Approximately 3% of US adults are immunocompromised and less capable of fighting infections such as SARS-CoV-2 (the causative agent of COVID-19). Individuals may be immunocompromised for reasons related to an underlying medical condition or to immunomodulatory therapies that alter the immune response. In general, vaccination with mRNA-based vaccines is effective at reducing COVID-19-associated hospitalization and death among immunocompromised populations, particularly after 3 or more doses. However, the immunocompromised population is heterogeneous, with COVID-19 vaccine-elicited immune responses and risk for severe COVID-19 existing on a continuum. Therefore, understanding the impact of vaccination and the complexity of immune responses across heterogeneous immunocompromised individuals is essential for guiding effective vaccination regimens including additional (booster) doses. In this article, we provide an overview of the immunocompromised population and the burden of disease attributable to COVID-19, while discussing key opportunities and challenges of vaccinating immunocompromised individuals.

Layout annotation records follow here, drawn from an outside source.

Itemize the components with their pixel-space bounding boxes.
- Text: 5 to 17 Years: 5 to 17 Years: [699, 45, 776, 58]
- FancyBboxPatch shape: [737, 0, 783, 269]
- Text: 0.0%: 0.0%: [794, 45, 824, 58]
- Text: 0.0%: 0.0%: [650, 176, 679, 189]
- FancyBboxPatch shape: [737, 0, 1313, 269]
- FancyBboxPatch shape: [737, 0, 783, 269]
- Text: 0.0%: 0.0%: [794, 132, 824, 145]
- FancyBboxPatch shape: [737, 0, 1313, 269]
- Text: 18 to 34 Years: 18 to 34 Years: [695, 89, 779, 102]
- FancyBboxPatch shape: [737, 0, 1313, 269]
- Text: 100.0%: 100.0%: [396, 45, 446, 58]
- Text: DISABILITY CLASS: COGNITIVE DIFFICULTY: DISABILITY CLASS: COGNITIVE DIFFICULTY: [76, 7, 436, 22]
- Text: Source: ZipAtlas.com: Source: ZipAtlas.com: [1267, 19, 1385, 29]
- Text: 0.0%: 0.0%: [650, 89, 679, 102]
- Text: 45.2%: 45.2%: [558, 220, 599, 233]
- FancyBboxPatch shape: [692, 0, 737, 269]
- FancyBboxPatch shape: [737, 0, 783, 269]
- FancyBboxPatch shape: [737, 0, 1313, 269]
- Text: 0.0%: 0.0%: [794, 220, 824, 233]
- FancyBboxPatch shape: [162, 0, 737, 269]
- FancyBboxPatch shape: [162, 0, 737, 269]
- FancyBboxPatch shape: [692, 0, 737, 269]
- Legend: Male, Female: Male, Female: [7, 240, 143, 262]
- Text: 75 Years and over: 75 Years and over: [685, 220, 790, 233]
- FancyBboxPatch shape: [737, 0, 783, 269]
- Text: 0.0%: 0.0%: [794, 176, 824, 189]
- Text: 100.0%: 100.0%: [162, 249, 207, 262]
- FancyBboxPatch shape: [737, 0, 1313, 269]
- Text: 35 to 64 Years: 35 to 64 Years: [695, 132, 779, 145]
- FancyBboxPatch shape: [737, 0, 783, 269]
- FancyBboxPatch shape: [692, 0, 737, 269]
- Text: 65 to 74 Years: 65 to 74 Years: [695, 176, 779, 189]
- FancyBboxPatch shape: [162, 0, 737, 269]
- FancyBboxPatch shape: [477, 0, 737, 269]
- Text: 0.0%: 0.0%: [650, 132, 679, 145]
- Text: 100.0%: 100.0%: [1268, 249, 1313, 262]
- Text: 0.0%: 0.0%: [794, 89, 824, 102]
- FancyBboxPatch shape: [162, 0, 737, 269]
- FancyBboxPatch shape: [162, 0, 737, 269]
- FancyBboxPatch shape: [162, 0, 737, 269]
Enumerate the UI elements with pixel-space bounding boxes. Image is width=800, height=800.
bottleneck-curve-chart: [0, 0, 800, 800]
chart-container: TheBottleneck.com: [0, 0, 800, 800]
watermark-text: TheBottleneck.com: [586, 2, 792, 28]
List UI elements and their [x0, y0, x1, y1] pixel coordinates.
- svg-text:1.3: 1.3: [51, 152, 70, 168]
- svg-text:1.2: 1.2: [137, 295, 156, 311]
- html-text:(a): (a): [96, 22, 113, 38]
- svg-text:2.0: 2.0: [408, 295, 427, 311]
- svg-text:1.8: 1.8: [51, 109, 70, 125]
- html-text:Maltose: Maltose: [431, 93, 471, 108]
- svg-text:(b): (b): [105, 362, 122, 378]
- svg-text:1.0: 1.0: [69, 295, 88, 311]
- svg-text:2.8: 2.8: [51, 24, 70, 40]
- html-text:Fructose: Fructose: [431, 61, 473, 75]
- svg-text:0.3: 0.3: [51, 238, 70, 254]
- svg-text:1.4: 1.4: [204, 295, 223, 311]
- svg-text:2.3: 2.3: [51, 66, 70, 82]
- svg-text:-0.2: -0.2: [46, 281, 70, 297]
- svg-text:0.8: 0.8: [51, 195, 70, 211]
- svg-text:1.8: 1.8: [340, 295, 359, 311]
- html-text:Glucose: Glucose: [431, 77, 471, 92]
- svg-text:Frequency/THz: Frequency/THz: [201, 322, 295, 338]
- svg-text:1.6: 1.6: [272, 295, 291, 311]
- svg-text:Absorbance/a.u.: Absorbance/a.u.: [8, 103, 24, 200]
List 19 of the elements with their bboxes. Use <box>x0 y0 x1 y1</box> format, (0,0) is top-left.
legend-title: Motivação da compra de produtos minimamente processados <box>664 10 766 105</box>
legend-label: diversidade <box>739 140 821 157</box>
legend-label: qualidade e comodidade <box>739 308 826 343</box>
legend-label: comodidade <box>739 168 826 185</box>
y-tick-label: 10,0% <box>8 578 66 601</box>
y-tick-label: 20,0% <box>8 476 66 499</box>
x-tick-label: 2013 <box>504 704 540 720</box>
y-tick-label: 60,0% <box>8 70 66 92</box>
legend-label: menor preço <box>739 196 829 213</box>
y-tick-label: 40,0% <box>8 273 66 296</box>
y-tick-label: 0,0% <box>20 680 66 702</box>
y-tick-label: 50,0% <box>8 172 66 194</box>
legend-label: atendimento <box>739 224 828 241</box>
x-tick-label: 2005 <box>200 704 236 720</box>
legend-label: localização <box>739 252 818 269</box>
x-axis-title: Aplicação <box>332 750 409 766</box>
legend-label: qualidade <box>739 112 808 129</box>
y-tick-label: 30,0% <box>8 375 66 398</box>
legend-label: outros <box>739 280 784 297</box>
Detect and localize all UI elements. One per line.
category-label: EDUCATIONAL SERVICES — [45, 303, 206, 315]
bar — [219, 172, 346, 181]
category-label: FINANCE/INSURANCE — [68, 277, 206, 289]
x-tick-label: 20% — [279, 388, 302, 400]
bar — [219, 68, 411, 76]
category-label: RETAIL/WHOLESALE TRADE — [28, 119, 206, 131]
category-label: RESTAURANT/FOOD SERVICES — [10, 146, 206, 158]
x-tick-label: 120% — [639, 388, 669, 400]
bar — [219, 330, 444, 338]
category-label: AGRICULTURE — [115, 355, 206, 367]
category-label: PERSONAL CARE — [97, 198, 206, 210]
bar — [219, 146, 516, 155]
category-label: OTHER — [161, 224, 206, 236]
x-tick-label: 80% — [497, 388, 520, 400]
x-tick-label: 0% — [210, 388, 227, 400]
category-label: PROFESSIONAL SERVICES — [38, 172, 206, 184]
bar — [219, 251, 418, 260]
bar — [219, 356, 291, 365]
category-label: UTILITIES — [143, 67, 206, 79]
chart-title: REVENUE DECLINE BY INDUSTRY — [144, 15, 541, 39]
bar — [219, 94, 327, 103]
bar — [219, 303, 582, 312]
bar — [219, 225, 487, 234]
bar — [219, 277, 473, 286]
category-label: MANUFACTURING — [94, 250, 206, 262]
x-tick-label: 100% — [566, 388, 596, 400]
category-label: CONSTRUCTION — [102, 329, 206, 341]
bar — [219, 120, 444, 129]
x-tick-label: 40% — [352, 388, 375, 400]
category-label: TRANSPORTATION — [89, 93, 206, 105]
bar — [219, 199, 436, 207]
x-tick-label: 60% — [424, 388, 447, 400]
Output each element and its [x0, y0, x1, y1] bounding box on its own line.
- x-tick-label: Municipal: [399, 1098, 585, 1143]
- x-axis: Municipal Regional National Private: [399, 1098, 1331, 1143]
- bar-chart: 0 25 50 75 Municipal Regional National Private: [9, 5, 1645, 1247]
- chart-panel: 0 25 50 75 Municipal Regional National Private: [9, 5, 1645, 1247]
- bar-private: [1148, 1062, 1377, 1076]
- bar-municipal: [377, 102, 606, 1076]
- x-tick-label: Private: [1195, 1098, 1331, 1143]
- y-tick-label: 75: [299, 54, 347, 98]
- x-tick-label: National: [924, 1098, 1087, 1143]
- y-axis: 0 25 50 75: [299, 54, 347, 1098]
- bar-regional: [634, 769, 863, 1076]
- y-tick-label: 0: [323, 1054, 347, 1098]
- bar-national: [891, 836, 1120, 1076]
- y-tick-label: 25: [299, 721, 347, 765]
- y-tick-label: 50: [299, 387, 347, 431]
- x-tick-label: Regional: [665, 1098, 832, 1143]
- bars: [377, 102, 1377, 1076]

Keywords: COVID-19; SARS-CoV-2; immunocompromise; mRNA vaccine; vaccination.

Figure 1.

Spectrum of COVID-19 risk continuum for the clinically extremely vulnerable immunocompromised population. ^aModerate primary immunodeficiencies include conditions that require ongoing immunoglobulin replacement therapy or primary immunodeficiencies that have confirmed genetic causes (eg, DiGeorge syndrome and Wiskott-Aldrich syndrome). ^bSevere primary immunodeficiencies include combined immunodeficiencies affecting T cells, immune dysregulation (particularly familial hemophagocytic lymphohistiocytosis), and type I interferon defects. Abbreviations: CEV, clinically extremely vulnerable.